The very newest leaves at the tips of the stems are not self supporting yet and so food is sent to them to help them grow and get started photosynthesizing on their own.
Flower buds require a huge amount of food. In fact perhaps the most important movement of food resources is to the reproductive tissues of the buds, flowers, and fruits all of which exist to produce and protect and enhance the spread of the seeds! For in the seed is new life, and new combinations of DNA to keep the species flexible and healthy over the course of time.
Today I was noticing the seed pod of a camellia at the same place as the chindo viburnum. This seed pod was maybe an inch and a quarter across. It has not yet fully matured. I tried cutting it open with my hand pruners but they didn’t really open wide enough to get a good cut. When I was a kid following my grandmother around her garden in the fall she would grab mature camellia seed pods that were ready to open and hand me the seeds. I planted many of them back at my house. But Nanny was not fond of those fruits and seeds. She explained to me that all the energy that went into growing those fruit pods and seeds was energy not going into flower buds. She grew camellias for the flowers not the seeds, and if she wanted new ones that she liked she rooted cuttings. One never knows what kind or color camellia will emerge from a seed.
But the lesson was that we can impact the growth of different parts of the plant by impacting how food energy is dispersed. If you grow knock out roses for example you will see that after the flower blooms it grows a fruiting body called a “hip.” Well it is likely that you are not growing knock out roses for the rose hips but for the flowers, and if you want more flowers you need to keep those hips from forming. Thus you pinch off the spent flowers, called deadheading. With many plants this encourages a new round of flowering. Chaste trees are a good example – if you snip off those spent clusters of flowers you may be rewarded with a second flush of blossoms in late summer.
The production of over wintering flowering buds also requires a large amount of plant energy. For a plant like camellia too many flower buds mean flowers that are too small! So if you are growing camellias for flower cuttings, fewer stems and fewer buds mean bigger flowers.

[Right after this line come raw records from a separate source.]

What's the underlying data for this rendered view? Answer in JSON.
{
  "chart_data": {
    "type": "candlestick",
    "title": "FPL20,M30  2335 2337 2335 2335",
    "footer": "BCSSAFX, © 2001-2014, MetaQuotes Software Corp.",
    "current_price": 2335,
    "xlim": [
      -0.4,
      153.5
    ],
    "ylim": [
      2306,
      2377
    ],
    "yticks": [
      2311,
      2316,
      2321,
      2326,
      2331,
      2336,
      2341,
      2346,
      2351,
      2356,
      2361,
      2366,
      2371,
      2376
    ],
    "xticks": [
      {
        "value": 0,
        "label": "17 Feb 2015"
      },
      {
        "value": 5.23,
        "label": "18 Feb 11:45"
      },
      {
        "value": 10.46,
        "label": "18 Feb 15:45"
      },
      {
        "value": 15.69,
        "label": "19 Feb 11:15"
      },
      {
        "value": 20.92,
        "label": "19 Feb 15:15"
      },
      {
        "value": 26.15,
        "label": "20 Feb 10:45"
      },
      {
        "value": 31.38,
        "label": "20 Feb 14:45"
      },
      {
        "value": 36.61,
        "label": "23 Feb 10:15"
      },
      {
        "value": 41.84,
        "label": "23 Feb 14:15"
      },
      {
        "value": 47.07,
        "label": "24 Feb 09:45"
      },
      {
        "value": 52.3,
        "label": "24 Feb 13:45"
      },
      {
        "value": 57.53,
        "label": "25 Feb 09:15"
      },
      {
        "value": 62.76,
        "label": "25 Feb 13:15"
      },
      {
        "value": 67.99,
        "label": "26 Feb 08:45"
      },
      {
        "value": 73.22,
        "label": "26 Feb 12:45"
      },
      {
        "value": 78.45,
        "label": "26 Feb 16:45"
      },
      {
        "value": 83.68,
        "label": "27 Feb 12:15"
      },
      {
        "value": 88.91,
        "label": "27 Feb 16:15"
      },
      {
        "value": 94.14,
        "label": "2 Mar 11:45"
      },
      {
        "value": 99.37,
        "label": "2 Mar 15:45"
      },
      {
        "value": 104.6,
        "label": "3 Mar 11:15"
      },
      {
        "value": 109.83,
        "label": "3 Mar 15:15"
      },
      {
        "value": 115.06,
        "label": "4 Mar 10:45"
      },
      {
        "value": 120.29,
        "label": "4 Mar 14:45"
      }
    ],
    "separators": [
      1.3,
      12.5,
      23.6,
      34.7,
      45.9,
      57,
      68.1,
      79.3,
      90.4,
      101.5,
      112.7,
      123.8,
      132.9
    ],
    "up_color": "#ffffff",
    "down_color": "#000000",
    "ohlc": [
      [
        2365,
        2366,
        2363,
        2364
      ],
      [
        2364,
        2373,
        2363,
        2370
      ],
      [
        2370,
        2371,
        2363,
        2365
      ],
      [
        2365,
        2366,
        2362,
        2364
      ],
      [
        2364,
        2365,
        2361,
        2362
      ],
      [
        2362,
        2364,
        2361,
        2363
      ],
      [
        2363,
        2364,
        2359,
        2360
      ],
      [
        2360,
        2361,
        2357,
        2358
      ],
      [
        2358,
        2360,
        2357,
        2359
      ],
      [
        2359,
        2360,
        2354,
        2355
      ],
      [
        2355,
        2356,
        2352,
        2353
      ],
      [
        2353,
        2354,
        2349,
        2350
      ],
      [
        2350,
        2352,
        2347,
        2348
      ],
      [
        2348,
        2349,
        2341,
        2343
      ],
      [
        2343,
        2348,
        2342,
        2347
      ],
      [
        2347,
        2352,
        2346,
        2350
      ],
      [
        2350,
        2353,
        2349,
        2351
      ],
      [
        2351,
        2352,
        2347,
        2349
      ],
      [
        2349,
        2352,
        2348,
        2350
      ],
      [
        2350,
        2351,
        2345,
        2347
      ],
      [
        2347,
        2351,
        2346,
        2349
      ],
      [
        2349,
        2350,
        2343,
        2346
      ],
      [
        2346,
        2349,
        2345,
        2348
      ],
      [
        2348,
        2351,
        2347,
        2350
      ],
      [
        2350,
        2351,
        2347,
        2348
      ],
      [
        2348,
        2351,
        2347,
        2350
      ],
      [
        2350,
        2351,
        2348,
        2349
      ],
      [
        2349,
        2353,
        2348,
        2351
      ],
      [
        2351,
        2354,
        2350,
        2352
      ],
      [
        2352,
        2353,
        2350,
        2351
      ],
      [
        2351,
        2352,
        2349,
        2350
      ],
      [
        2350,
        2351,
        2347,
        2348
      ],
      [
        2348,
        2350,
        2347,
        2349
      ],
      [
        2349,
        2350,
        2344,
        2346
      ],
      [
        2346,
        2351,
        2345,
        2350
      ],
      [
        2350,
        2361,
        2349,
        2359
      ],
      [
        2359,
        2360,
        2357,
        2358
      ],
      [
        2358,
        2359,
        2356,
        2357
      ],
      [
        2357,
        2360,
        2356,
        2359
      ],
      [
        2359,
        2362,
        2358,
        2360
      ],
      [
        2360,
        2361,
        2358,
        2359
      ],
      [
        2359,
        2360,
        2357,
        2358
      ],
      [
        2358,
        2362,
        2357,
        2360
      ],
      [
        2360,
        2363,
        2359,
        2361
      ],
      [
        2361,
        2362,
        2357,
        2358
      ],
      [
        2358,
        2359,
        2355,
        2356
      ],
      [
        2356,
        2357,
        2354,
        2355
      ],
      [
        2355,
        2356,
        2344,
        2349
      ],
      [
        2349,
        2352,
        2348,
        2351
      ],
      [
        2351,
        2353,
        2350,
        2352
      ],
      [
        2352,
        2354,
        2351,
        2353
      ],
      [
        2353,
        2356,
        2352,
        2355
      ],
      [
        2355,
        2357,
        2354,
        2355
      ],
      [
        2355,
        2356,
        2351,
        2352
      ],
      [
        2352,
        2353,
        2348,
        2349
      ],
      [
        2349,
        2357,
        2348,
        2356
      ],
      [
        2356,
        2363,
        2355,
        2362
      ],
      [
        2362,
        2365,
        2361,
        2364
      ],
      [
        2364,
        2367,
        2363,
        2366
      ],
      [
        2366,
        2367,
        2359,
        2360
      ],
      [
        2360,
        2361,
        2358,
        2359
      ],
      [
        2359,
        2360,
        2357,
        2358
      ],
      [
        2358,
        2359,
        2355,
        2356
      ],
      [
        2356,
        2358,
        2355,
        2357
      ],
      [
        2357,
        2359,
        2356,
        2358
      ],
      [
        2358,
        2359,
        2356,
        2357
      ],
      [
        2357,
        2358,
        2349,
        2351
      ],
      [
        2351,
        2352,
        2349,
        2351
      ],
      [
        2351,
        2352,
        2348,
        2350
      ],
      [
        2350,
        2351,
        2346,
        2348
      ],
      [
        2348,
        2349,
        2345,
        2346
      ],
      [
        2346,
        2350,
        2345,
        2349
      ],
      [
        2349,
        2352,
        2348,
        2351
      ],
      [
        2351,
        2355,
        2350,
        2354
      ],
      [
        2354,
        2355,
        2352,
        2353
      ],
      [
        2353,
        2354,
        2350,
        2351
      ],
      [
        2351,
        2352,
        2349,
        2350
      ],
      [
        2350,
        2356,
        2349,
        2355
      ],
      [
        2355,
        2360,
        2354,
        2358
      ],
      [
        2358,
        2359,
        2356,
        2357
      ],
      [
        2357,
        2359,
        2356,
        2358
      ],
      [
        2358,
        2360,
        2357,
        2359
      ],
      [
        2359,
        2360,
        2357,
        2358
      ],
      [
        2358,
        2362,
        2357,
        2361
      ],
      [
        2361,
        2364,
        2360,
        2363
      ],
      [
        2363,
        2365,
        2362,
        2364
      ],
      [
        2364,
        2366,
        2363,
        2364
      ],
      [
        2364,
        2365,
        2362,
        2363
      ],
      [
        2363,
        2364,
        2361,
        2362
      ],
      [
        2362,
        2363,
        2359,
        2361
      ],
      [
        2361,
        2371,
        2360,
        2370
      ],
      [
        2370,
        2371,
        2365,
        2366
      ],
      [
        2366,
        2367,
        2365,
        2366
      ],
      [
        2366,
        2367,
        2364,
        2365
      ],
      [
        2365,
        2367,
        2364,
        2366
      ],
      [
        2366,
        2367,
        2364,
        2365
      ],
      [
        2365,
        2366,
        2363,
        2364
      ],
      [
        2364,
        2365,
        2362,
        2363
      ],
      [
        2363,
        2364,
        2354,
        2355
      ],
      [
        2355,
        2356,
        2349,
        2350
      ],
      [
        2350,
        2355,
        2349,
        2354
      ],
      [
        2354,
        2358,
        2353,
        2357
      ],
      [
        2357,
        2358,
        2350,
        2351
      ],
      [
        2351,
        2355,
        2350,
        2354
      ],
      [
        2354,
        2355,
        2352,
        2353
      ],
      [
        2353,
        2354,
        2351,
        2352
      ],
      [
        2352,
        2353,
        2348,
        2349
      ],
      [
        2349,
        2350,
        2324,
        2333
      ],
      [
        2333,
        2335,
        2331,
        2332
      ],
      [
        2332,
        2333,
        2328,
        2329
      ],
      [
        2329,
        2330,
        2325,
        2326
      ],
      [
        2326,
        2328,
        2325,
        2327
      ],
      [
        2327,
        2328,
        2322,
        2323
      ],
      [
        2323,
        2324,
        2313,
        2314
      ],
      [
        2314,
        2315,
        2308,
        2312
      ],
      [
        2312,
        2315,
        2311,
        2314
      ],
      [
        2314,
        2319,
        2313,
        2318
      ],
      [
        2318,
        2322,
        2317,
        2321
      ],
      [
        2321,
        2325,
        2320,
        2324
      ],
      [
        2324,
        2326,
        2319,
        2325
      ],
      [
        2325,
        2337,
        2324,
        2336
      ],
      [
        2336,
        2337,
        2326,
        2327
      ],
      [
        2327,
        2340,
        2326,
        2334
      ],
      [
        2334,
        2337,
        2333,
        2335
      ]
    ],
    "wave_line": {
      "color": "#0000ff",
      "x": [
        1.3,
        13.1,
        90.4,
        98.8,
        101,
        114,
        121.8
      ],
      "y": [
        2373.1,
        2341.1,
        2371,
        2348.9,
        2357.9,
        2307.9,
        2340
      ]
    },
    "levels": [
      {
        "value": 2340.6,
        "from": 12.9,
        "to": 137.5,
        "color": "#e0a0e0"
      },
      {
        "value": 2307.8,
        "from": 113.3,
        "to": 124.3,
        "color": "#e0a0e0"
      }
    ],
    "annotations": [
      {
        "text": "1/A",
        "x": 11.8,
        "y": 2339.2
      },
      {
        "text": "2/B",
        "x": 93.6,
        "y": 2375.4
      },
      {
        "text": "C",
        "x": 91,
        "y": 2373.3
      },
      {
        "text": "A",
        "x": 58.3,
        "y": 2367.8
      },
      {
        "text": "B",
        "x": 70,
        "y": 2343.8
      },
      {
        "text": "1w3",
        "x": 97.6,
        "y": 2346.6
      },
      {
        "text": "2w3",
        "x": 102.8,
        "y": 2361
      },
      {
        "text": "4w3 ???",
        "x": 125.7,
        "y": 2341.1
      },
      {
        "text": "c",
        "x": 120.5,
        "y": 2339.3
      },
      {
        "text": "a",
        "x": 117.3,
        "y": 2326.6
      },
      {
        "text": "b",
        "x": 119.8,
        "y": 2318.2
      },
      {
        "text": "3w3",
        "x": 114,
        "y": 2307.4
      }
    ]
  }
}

As summer ends those highly productive leaves (at least on deciduous plants) begin a process of planned death and use much of their late season energy production to break down larger more complex starches and proteins into simple sugars and amino acids, which are then transported along with important nutrients to areas of storage – the roots, the stems, and the outer bark just outside the phloem of the stems and trunks. There, as the plant enters into winter dormancy, these food reserves are ready when winter turns into spring and a new season of growth begins.
Which gets us back to the beavers. The beavers that girdled those two sweet gum trees were not hoodlums. Nor were they planning to use the 60 foot high trees whenever they would die and fall in their dams. Just just inside the bark of the tree is a layer of cells called the vascular cambium that produces the phloem tissue that carries nutrients around the plant. Not only are the cambium tissue and phloem rich in nutrients, but there are other cells in the inner bark which store food for use in the spring. This rich tissue underneath the bark is a rich food source for beavers which also have the capacity to digest the hard bark and wood tissue around the phloem. So the beavers girdled the trees because, well, they were hungry!